In 2017, DeepMind, the creators of the programme, published a paper titled “Mastering the Game of Go without Human Knowledge” in the Nature journal. In it, the authors introduced AlphaGo Zero as “an algorithm based solely on reinforcement learning, without human data, guidance, or domain knowledge beyond game rules.”
With AlphaGo Zero, AlphaGo became its own teacher and the neural network trained to predict move selections and the winner of games also improved the strength of tree search. This resulted in higher quality move selection and stronger self-play in the next iteration.
Before taking a closer look at the programme, it is important to look at the differences between AlphaGo and AlphaGo Zero. DeepMind refers to the program that defeated Fan Hui as AlphaGo Fan. According to them, AlphaGo Fan utilised two deep neutral networks. One was a policy network that outputs move probabilities. The other was a value network that outputs a position evaluation.

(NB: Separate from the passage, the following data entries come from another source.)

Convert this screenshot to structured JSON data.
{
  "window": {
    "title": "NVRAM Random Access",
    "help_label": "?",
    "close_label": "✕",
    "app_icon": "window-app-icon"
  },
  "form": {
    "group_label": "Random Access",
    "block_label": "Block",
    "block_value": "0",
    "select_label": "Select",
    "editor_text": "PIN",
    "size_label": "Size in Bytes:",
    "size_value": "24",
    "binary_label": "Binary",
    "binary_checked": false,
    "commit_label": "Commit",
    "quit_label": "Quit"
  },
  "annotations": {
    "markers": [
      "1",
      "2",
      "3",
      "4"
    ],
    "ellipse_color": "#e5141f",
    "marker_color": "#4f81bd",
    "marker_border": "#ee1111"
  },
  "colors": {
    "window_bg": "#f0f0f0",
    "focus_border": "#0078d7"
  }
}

The trained networks were combined with a Monte-Carlo Tree Search to provide a lookahead search. Next came AlphaGo Lee, which used a similar approach and defeated Lee Sedol in March 2016.
Key Differences
DeepMind states that there are several key differences that sets AlphaGo Zero apart from AlphaGo Fan and AlphaGo Lee. The first difference is that AlphaGo Zero is trained solely by self-play reinforcement learning. The process starts with random play without any supervision or use of human data.
AlphaGo Zero only uses the black and white stones as input features and also only uses a single neutral network as opposed to separate policy and value networks.

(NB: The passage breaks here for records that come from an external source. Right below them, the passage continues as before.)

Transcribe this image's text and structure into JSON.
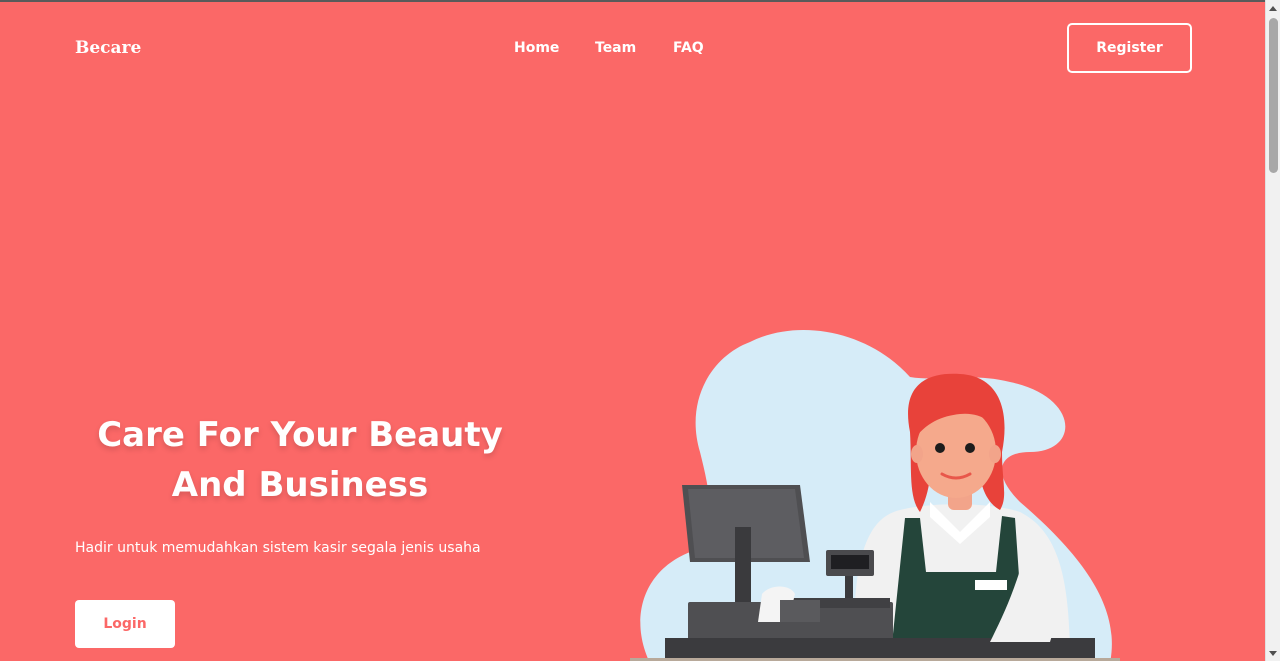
{
  "brand": "Becare",
  "nav": {
    "items": [
      {
        "label": "Home"
      },
      {
        "label": "Team"
      },
      {
        "label": "FAQ"
      }
    ],
    "register_label": "Register"
  },
  "hero": {
    "title_line1": "Care For Your Beauty",
    "title_line2": "And Business",
    "subtitle": "Hadir untuk memudahkan sistem kasir segala jenis usaha",
    "login_label": "Login"
  },
  "colors": {
    "background": "#fb6867",
    "text": "#ffffff",
    "blob": "#d6ecf8",
    "apron": "#24453a",
    "hair": "#e8423a"
  }
}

The final difference between AlphaGo Zero and the previous two programmes is that AlphaGo Zero uses a simpler tree search that relies on the single neutral network to evaluate positions and sample moves. No MonteCarlo rollouts are performed.

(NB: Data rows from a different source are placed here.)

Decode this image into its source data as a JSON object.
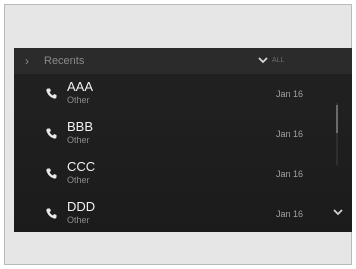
{
  "header": {
    "title": "Recents",
    "filter_label": "ALL",
    "chevron_glyph": "›",
    "expand_icon": "chevron-down-icon"
  },
  "contacts": [
    {
      "name": "AAA",
      "type": "Other",
      "date": "Jan 16"
    },
    {
      "name": "BBB",
      "type": "Other",
      "date": "Jan 16"
    },
    {
      "name": "CCC",
      "type": "Other",
      "date": "Jan 16"
    },
    {
      "name": "DDD",
      "type": "Other",
      "date": "Jan 16"
    }
  ],
  "icons": {
    "row": "phone-icon",
    "scroll": "chevron-down-icon"
  },
  "colors": {
    "screen": "#1e1e1e",
    "header": "#2b2b2b",
    "name_text": "#f2f2f2",
    "secondary_text": "#8c8c8c"
  }
}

The programme does use a new reinforcement learning algorithm that incorporates lookahead search inside the training loop. This results in rapid improvement and precise and stable learning.
System
Any machine learning consultancy would find the system of AlphaGo Zero and how it achieves the results it does. According to DeepMind, on day zero, the programme has no prior knowledge of the game and only has the basic rules as input.
On the third day, AlphaGo Zero surpassed the abilities of AlphaGo Lee, which won four out of five games against Lee Sedol in 2016.
After 21 days, the programme reaches the level of AlphaGo Master. This is the version that defeated 60 top professional players online and also won three out of three games against world champion Ke Jie in 2017.
By the fortieth day, the programme surpassed all other versions of AlphaGo.
Any AI app development company specialising in board games would also show interest in how this level of performance translates to the actual game. According to DeepMind, after three hours, the programme played like a human beginner by greedily capturing as many stones as possible instead of implementing a long-term strategy.
After nineteen hours, the programme had learnt the fundamentals of advanced strategies and by seventy hours, AlphaGo Zero played at a superhuman level.
Methods
Taking a closer look at the infrastructure and system that permits the programme to play a challenging board game like Go, it is important to consider the different methods implemented.
Reinforcement learning is one of the key concepts that will be of interest to AI service providers. Reinforcement learning or RL looks at how intelligent agents should act in an environment in order to maximise the notion of the cumulative reward. It is one the three basic paradigms in machine learning, with supervised learning and unsupervised learning being the other two.
Self-play reinforcement learning has been used in games prior to this. This applies to games like chess and checkers as well as Go. DeepMind, with their AlphaGo Zero programme, uses this approach as well and follows the formalism of alternating Markov games.